Les routes sans voitures de Colombie montrent l’exemple et sauvent des vies

Les aficionados colombiens du cyclisme ne sont pas prêts d’oublier l’année 2014. En remportant le Giro d’Italia, Nairo Quintana a offert à son pays ce qui, à ce jour, est sa plus prestigieuse victoire en cyclisme sur route. Le seul autre succès obtenu par ce pays dans un Grand Tour remonte à 1987, il y a 27 ans, quand Lucho Herrera a remporté la Vuelta a España. Tout comme Quintana, d’autres Colombiens, tels Carlos Betancur (vainqueur de Paris-Nice), David Arredondo et Rigoberto Uran (qui ont triomphé dans deux des plus difficiles étapes du Giro), incarnent la partie visible d’un iceberg de passion.

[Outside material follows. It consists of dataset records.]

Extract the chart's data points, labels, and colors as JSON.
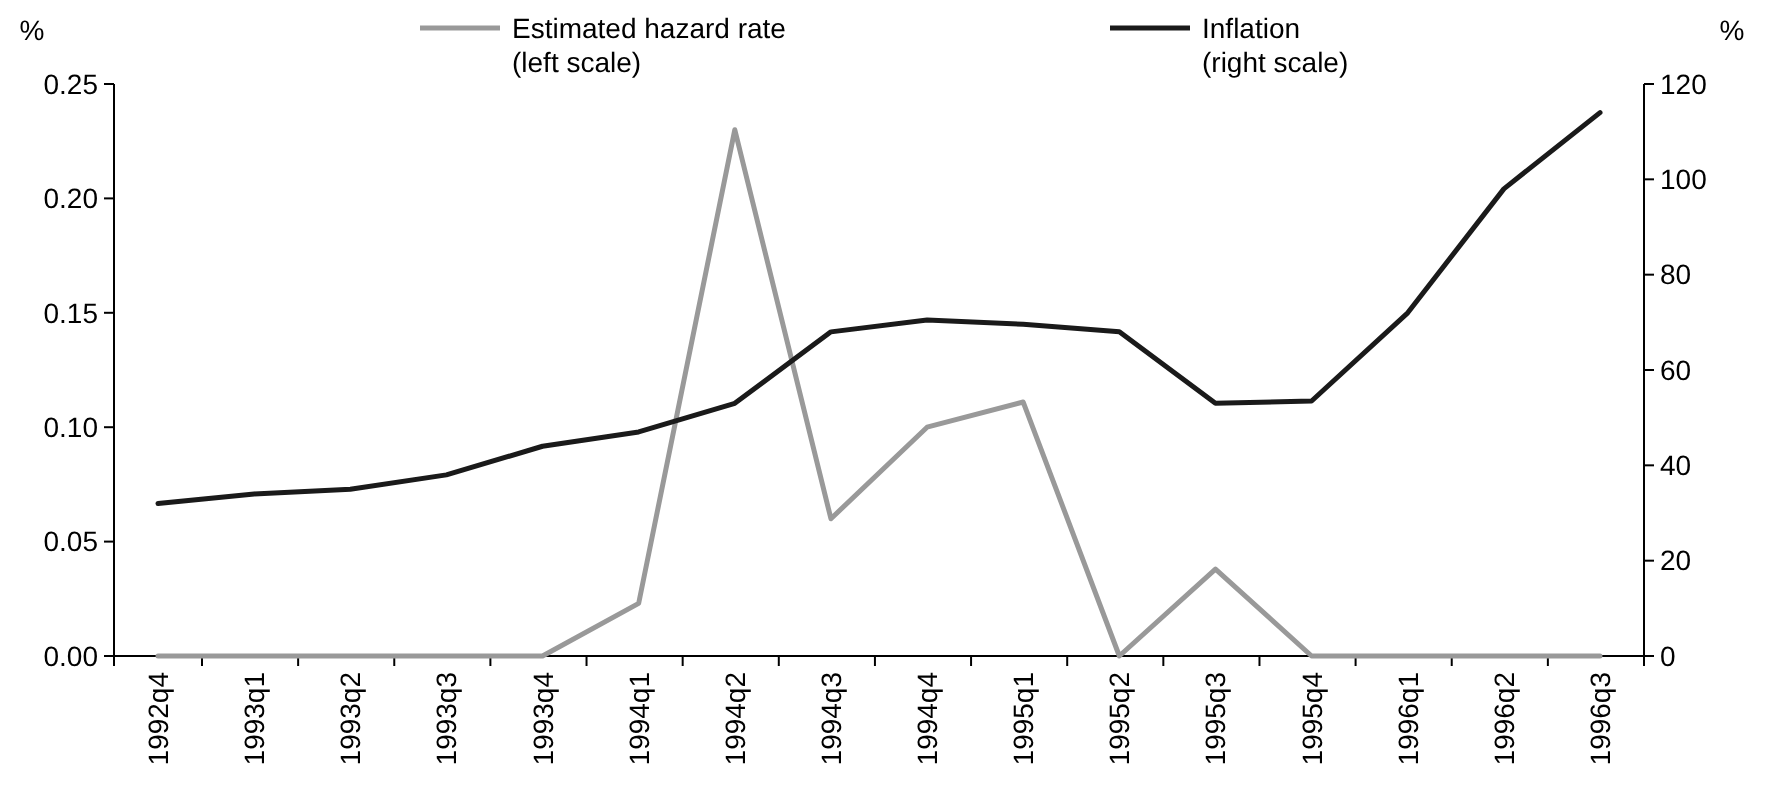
{
  "chart_data": {
    "type": "line",
    "ylabel": "%",
    "y2label": "%",
    "categories": [
      "1992q4",
      "1993q1",
      "1993q2",
      "1993q3",
      "1993q4",
      "1994q1",
      "1994q2",
      "1994q3",
      "1994q4",
      "1995q1",
      "1995q2",
      "1995q3",
      "1995q4",
      "1996q1",
      "1996q2",
      "1996q3"
    ],
    "series": [
      {
        "name": "Estimated hazard rate\n(left scale)",
        "color": "#999999",
        "values": [
          0,
          0,
          0,
          0,
          0,
          0.023,
          0.23,
          0.06,
          0.1,
          0.111,
          0,
          0.038,
          0,
          0,
          0,
          0
        ]
      },
      {
        "name": "Inflation\n(right scale)",
        "color": "#1a1a1a",
        "axis": "y2",
        "values": [
          32,
          34,
          35,
          38,
          44,
          47,
          53,
          68,
          70.5,
          69.6,
          68,
          53,
          53.5,
          72,
          98,
          114
        ]
      }
    ],
    "ylim": [
      0,
      0.25
    ],
    "yticks": [
      {
        "value": 0,
        "label": "0.00"
      },
      {
        "value": 0.05,
        "label": "0.05"
      },
      {
        "value": 0.1,
        "label": "0.10"
      },
      {
        "value": 0.15,
        "label": "0.15"
      },
      {
        "value": 0.2,
        "label": "0.20"
      },
      {
        "value": 0.25,
        "label": "0.25"
      }
    ],
    "y2lim": [
      0,
      120
    ],
    "y2ticks": [
      0,
      20,
      40,
      60,
      80,
      100,
      120
    ],
    "legend": "top",
    "grid": false,
    "marker": "none",
    "line_style": "solid"
  }
}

Le fait est que ce pays adore le cyclisme. Une part du mérite en revient à la géographie : avec ses plateaux en altitude et ses montées qui n’en finissent pas, les Colombiens ont ce qu’il faut pour façonner de grands cyclistes. Toutefois, la relation entre la nation et le vélo est beaucoup plus profonde. Faire du vélo pour le plaisir ou pour se déplacer est une activité largement pratiquée en Colombie, soutenue par des initiatives du secteur public dont la plus connue est la ciclovía.

Les ciclovías sont des journées sans voitures organisées régulièrement. Ces jours-là, de longues sections des rues d’une ville sont interdites aux moyens de transport motorisés. Lancées en Colombie dans les années 1970, elles sont maintenant populaires dans le monde entier et sont souvent mieux connues sous le nom de « Rues ouvertes ». Les programmes publics de loisirs tels que les ciclovías se sont révélés rentables du point de vue de la santé publique, car ils contribuent à permettre aux participants d’atteindre les niveaux d’activité physique recommandés.

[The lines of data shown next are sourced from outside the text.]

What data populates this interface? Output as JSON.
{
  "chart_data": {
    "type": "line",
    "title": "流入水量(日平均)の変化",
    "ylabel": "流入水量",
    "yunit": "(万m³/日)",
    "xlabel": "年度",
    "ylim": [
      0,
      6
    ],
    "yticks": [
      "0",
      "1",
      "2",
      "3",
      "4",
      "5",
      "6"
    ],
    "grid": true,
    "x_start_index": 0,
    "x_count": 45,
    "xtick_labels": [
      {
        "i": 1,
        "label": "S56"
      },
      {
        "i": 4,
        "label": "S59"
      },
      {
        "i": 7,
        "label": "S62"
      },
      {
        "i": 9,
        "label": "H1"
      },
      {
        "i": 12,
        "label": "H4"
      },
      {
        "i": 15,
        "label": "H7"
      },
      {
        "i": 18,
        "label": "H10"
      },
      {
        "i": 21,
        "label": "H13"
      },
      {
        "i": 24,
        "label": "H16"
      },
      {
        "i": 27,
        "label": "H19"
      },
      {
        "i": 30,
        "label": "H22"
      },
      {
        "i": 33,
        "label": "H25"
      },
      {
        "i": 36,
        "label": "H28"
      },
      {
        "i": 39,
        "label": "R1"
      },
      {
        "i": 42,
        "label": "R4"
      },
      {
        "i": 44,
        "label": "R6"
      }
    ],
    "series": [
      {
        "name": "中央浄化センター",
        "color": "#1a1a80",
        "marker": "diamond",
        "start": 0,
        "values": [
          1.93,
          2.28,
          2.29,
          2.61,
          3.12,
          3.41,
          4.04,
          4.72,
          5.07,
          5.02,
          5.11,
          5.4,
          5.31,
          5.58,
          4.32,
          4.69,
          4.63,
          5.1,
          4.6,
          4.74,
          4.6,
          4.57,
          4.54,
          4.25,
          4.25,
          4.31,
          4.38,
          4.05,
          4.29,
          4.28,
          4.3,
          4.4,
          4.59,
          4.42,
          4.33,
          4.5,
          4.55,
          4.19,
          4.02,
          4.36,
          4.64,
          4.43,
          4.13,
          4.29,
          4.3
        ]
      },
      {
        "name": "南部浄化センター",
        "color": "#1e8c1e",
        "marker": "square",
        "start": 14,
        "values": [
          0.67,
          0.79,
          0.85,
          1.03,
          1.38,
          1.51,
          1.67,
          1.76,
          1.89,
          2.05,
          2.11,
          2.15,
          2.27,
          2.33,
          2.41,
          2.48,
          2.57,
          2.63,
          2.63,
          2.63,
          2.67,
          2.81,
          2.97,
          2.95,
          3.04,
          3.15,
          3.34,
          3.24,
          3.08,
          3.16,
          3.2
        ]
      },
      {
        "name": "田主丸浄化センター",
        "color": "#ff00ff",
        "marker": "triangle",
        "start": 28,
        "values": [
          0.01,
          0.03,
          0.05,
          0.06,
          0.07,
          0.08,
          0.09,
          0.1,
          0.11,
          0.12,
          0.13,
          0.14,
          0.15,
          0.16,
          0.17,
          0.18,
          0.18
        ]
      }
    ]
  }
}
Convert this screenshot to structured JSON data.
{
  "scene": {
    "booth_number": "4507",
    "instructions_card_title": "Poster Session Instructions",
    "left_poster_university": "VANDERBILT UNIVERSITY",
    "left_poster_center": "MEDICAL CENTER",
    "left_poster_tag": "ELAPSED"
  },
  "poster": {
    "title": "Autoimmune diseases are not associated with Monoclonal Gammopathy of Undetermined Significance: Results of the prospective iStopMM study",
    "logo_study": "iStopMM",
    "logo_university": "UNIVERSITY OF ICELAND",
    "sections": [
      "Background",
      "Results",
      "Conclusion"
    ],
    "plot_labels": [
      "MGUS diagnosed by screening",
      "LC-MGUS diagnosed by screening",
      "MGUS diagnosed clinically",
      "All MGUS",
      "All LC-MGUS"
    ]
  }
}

Des millions de personnes profitent des rues sans voiture de Bogota

Ciclovía est un terme espagnol signifiant « piste cyclable ». De prime abord, cela n’a rien de révolutionnaire. Cependant, Bogota, la capitale de la Colombie, a insufflé un sens nouveau à ces deux mots. Les ciclovías sont des journées sans voitures organisées régulièrement, au cours desquelles de considérables portions de la ville sont exemptes de moyens de transport motorisés et consacrées à 100% aux citadins qui peuvent courir, faire du vélo, du patinage – ou tout simplement flâner et socialiser.

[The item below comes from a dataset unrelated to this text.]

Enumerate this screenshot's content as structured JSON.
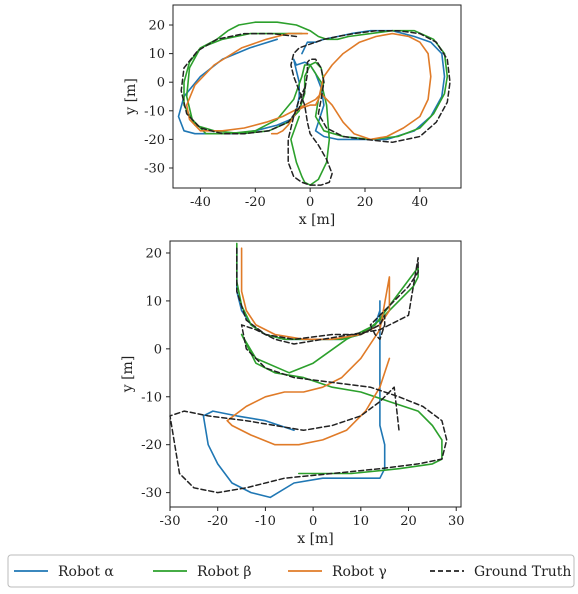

L’initiative ciclovía de Bogota offre plus de 90 km totalement interdits aux voitures. Des membres du service d’ordre, des assistants chargés de la sécurité, des mécaniciens vélos, des moniteurs de sport et des guides sportifs (tous rémunérés) sont présents pour assurer que l’expérience soit agréable pour tous. Les premières tentatives remontent aux années 1970, et le programme est maintenant l’une des initiatives phares de Bogota. La ville offre le plus imposant programme ciclovía du monde, avec 72 événements organisés chaque année (tous les dimanches ainsi que les jours fériés). A chaque fois, entre un million et un million et demi de personnes saisissent la possibilité qui leur est donnée d’apprécier les routes de la capitale vidées de leurs voitures. L’incroyable succès des ciclovías a incité des dizaines d’autres villes à travers le monde, et en particulier sur le continent américain, à instaurer des projets similaires, comme à Mexico City (ci-dessous).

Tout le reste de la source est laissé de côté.